Aktualität ist ein überaus wichtiges "Gut" unserer Zeit, deswegen erhalten Sie hier kontinuierlich Neuigkeiten aus unserer Kanzlei sowie zu neuen Rechtsbeschlüssen.

12.Februar 2018

Erbenhaftung

Erben haften gemäß § 1922 Abs. 1 BGB auch für die Steuerschulden des Erblassers; denn gemäß § 1967 BGB haften die Erben für die Nachlassverbindlichkeiten.

Dies gilt gemäß § 45 Abs. 1 S. 1 AO auch für die Steuerschulden.
Auf die Kenntnis von der objektiven Steuerverkürzung des Erblassers kommt es nicht an, sondern auf die Höhe der entstandenen Steuerschuld.

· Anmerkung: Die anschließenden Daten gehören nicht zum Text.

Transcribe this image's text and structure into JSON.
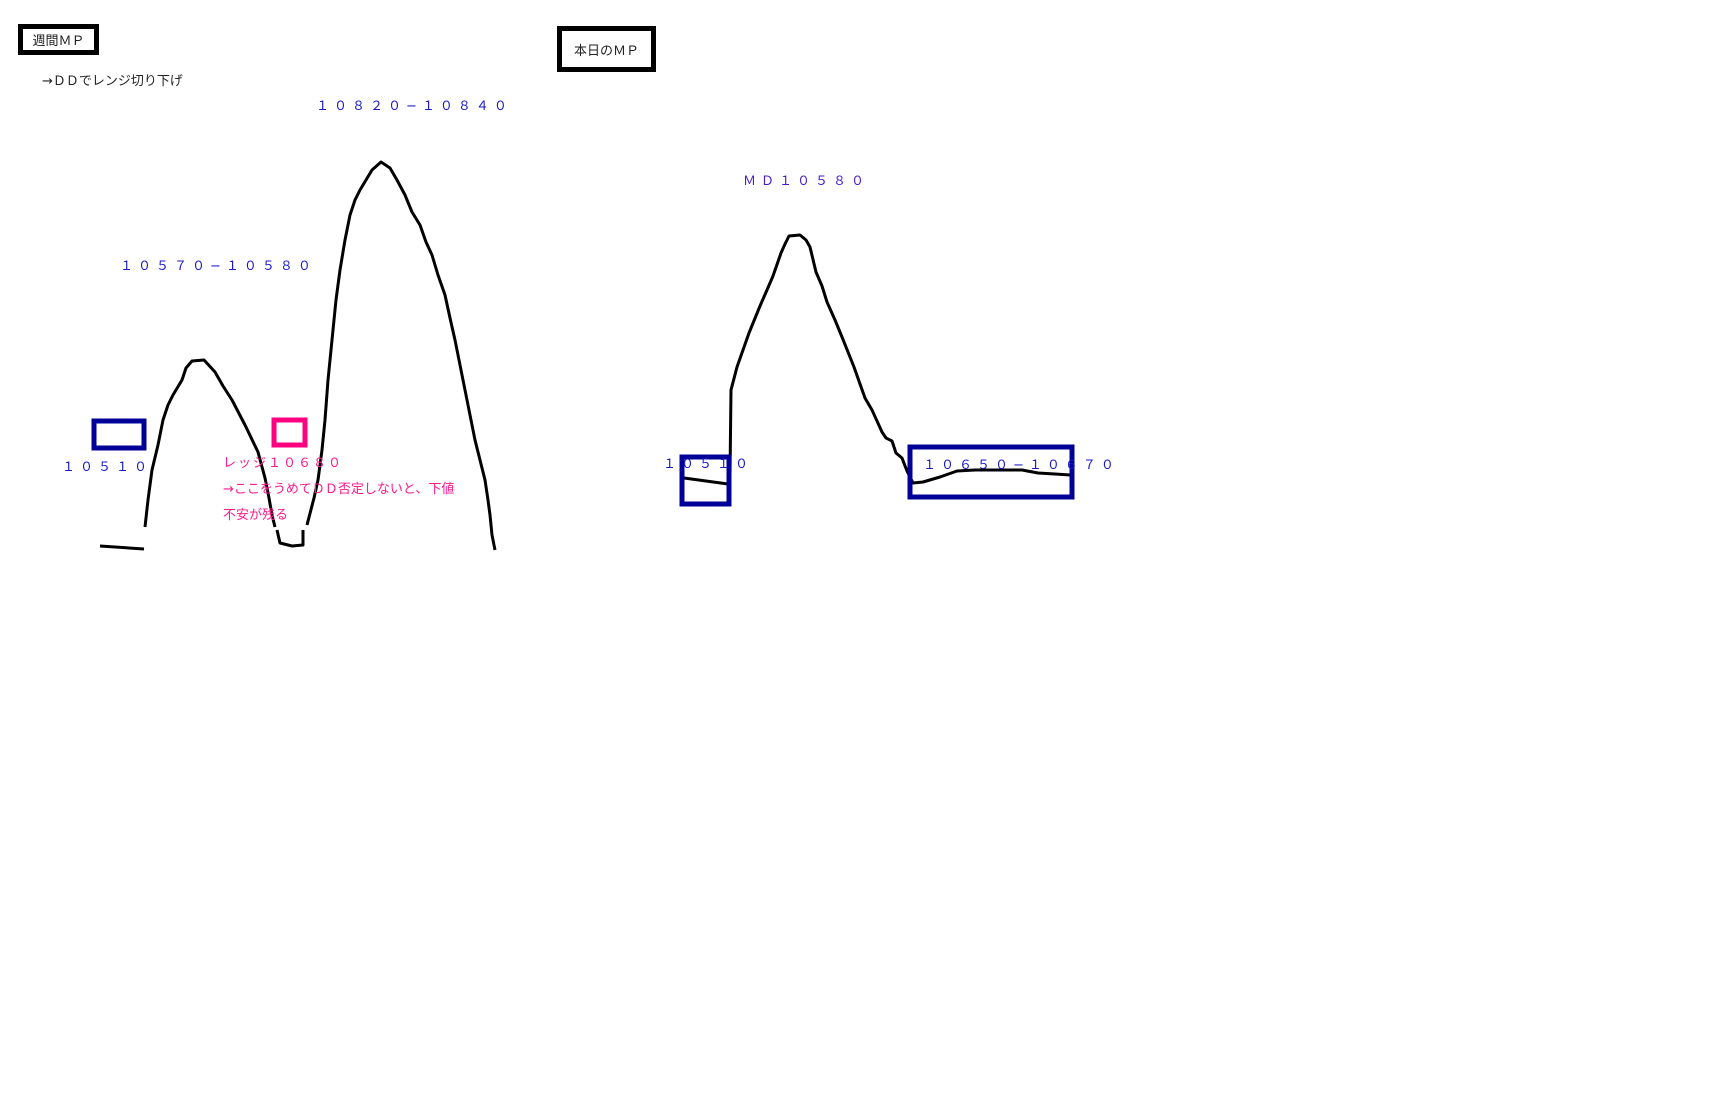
{
  "weekly": {
    "title": "週間ＭＰ",
    "note": "→ＤＤでレンジ切り下げ",
    "peak1_label": "１０５７０−１０５８０",
    "peak2_label": "１０８２０−１０８４０",
    "low_label": "１０５１０",
    "ledge_label": "レッジ１０６８０",
    "ledge_note_1": "→ここをうめてＤＤ否定しないと、下値",
    "ledge_note_2": "不安が残る"
  },
  "daily": {
    "title": "本日のＭＰ",
    "peak_label": "ＭＤ１０５８０",
    "low_label": "１０５１０",
    "range_label": "１０６５０−１０６７０"
  },
  "colors": {
    "box_blue": "#000099",
    "text_blue": "#1a1acc",
    "pink": "#ff0080",
    "curve": "#000000"
  }
}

Mehrere Erben haften als Gesamtschuldner. Das bedeutet, dass das Finanzamt im Rahmen seines pflichtgemäßen Ermessens jeden Erben für die gesamte Steuerschuld des Erblassers in Anspruch nehmen kann.

Fazit:

War ein Erblasser zum Zeitpunkt der Abgabe der Steuererklärung aufgrund einer Demenz-Erkrankung geschäftsunfähig im Sinne des § 104 Nr. 2 BGB, ist seine Steuererklärung zwar unwirksam. Dies hat jedoch auf die Höhe der gesetzlich entstandenen Steuer keine Auswirkung.

Erfährt ein Erbe vor oder nach dem Erbfall, dass die Steuern des Erblassers zu niedrig festgesetzt wurden, ist auch er in diesem Falle nach § 153 Abs. 1 S. 2 AO verpflichtet, die unwirksame Einkommensteuer-
erklärung des Erblassers zu berichtigen.

Unterlässt er dies, begeht er sogar eine eigene Steuerhinterziehung.